En convoyage, ce chemin des écoliers est séduisant, mais on réduit l’ampleur du détour : on monte près du vent, tribord amures, jusqu’à traverser une zone de molles et récupérer les flux d’Ouest dominants quelque part à mi-chemin des Açores et du cap Finisterre. Encore nous a-t-il fallu attendre près d’une semaine sous les grains une accalmie relative avant d’appareiller sous grand-voile et foc de brise arisés, ce qui reste un moyen comme un autre de se mettre rapidement dans le bain.

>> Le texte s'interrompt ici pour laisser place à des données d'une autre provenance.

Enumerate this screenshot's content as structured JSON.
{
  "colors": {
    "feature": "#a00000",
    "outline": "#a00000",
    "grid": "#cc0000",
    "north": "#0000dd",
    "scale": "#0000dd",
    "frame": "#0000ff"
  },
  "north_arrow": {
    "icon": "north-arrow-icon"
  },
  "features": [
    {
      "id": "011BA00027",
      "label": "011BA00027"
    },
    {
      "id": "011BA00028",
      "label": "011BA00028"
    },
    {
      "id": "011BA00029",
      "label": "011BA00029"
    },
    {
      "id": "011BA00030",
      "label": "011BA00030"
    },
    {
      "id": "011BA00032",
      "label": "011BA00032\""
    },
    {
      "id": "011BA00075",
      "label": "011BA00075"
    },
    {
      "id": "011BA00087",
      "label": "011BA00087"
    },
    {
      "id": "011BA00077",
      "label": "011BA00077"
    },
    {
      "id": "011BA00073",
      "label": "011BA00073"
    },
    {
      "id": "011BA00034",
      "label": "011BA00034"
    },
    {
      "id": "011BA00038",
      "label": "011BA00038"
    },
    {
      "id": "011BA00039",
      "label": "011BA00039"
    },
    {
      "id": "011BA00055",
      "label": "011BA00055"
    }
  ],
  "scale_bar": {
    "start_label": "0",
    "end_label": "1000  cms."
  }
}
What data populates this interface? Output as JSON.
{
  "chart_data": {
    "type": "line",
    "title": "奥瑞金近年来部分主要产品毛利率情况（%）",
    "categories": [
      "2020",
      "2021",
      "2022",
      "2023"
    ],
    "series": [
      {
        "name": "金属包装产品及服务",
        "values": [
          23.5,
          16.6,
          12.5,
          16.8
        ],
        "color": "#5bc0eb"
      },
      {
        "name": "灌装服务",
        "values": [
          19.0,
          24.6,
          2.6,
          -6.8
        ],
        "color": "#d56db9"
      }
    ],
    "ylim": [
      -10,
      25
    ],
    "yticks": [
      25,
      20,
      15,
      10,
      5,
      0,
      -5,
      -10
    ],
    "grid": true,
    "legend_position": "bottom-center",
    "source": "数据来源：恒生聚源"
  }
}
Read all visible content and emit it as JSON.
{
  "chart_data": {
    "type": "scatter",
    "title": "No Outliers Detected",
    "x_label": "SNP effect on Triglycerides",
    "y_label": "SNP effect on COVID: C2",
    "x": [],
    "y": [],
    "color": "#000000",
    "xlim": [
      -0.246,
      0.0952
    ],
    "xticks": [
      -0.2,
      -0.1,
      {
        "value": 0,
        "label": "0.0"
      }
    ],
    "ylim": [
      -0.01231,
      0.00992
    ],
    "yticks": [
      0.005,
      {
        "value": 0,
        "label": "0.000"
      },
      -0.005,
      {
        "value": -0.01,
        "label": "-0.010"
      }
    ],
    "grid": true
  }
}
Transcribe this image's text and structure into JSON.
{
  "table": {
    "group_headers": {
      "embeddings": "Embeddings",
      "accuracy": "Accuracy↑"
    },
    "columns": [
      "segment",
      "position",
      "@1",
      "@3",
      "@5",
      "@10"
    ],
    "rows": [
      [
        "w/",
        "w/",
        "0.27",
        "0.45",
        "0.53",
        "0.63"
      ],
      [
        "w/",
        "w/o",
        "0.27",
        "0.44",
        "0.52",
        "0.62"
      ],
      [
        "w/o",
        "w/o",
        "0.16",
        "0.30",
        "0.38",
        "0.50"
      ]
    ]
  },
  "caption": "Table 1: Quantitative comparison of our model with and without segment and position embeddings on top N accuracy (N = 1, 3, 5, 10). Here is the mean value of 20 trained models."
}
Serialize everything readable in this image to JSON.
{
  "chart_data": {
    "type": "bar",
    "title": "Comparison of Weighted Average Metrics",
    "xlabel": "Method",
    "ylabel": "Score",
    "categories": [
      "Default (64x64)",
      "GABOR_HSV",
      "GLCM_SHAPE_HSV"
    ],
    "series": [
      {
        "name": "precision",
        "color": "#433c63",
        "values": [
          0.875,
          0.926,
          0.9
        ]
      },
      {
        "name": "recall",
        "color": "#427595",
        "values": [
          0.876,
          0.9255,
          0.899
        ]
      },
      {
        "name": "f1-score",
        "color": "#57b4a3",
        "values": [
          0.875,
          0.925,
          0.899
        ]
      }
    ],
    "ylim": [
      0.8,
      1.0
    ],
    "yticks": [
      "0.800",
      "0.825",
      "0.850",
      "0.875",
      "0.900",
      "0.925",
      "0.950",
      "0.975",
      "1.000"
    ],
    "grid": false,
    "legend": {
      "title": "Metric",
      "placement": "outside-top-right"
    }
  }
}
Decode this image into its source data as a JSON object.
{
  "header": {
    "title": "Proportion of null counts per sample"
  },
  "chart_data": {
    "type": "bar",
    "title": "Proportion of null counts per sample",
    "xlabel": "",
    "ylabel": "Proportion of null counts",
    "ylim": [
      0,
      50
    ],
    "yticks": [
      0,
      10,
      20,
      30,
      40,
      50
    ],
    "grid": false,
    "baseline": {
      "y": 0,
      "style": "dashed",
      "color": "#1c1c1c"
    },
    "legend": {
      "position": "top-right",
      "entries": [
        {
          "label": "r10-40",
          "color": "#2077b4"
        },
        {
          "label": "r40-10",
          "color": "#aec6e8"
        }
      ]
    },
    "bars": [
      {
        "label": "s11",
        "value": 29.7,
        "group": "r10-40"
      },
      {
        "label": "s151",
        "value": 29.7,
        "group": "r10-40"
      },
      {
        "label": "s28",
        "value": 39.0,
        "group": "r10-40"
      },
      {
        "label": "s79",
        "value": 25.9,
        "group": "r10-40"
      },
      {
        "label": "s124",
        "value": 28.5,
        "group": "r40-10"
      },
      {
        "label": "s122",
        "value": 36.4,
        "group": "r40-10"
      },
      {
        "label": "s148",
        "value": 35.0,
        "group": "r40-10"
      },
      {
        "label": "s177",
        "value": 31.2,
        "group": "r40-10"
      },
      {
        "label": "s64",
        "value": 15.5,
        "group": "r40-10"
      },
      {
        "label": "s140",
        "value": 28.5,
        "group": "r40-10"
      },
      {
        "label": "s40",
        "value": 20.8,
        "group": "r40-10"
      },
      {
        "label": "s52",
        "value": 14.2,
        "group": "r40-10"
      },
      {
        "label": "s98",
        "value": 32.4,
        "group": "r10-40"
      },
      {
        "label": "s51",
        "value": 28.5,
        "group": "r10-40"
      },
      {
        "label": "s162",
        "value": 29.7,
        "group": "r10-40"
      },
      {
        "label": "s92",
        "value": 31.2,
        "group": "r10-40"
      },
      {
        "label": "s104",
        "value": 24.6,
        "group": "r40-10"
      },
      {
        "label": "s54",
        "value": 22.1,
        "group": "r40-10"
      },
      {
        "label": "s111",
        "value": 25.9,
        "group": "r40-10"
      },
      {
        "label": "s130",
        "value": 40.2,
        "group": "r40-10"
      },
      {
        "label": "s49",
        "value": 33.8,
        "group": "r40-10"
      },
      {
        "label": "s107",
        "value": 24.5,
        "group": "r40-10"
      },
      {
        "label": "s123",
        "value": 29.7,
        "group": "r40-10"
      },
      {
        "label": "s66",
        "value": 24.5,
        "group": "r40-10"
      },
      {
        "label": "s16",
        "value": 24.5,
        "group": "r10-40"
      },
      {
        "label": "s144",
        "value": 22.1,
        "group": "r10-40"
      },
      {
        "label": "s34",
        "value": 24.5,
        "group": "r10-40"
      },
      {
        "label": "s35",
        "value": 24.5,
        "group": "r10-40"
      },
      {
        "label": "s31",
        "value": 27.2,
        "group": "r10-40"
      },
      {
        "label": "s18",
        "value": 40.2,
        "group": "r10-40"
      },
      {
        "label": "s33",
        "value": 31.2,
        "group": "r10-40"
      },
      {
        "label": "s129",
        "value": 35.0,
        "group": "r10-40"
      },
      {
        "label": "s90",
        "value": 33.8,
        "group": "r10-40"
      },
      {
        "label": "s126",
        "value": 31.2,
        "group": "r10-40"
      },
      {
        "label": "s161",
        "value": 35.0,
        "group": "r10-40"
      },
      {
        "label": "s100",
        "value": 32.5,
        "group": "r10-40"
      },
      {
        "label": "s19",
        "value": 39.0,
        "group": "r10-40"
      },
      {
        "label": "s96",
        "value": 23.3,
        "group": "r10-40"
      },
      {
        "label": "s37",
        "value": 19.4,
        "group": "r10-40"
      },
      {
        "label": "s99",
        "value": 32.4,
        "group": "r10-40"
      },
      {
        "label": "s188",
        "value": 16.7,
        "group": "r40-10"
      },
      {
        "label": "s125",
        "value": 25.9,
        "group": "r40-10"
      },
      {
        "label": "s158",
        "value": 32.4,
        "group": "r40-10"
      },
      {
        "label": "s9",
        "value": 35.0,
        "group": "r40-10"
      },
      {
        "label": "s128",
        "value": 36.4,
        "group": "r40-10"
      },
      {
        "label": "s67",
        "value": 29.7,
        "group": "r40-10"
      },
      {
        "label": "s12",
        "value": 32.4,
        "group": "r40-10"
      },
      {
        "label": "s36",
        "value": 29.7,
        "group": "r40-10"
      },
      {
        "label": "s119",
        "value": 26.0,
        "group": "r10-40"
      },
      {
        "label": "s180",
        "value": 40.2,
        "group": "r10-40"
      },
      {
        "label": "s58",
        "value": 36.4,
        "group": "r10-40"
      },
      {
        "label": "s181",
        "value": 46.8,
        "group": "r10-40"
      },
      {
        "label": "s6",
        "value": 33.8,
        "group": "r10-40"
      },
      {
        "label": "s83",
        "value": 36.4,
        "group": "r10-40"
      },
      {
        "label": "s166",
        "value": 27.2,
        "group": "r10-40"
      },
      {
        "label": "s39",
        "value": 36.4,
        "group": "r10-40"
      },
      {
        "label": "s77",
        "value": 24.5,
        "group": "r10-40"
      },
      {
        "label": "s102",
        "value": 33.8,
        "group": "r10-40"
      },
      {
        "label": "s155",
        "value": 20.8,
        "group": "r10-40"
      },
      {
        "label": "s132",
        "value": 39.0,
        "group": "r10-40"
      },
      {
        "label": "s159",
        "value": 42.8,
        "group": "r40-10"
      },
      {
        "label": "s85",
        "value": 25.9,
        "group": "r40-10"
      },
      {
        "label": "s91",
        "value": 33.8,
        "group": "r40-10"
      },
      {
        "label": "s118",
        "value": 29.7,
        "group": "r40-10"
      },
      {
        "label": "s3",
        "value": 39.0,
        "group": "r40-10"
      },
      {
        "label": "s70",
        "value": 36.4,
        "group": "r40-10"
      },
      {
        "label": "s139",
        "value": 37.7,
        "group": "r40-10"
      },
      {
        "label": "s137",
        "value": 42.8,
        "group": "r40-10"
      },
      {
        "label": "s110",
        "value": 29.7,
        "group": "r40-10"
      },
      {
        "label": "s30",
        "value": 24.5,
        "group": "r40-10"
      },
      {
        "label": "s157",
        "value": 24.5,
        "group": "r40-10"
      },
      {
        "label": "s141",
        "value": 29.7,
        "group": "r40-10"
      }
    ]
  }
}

Toute la traversée sera au diapason, l’anémomètre ne descendant rarement que sous les 25 noeuds de vent réel, tandis qu’après la zone de transition prévue la brise s’obstinait à rester la plupart du temps beaucoup plus Nord que Ouest. Hormis une nuit – particulièrement rapide – au vent arrière sous foc tangonné, il y aura rarement eu du mou dans les écoutes, et la vie de Dahu avec un bateau posé sur la tranche n’a connu que peu de répit. La météo ne nous faisant décidément que peu de cadeaux, mon équipier et moi-même devrons renoncer à une escale à la Corogne qui nous tendait pourtant les bras, pour finir notre périple avant une nouvelle rotation au Nord-Est. Ce n’est pourtant pas l’envie de rincer et faire sécher les cirés qui manquait.
Seule véritable anicroche lors de cette navigation vivifiante et humide (le capot de descente du JPK n’est malheureusement pas bien étanche), l’oxydation du câble de recharge de l’iPad et de l’iPhone utilisés pour la cartographie aussi bien que pour la réception des fichiers météo. Deux appareils garantissent l’indispensable redondance, mais lorsqu’ils dépendent de même source d’alimentation, les ennuis comptent double. C’est ainsi le convoyage s’est achevé avec une gestion parcimonieuse de ce qu’il restait de batteries, et que l’épisode nourri des réflexions précieuses pour l’avenir sur ce qu’il convient d’embarquer comme matériel de rechange (*) et sur l’importance de ne rien laisser traîner de fragile sur une table à cartes ne restant pas forcément au sec.
(*) Dans le sac d’un convoyeur il n’y a pas forcément beaucoup de tenues pour dîner à terre mais tout un tas de choses permettant de faire face au prévisible et à l’imprévisible. Voilà pourquoi il est parfois si encombrant.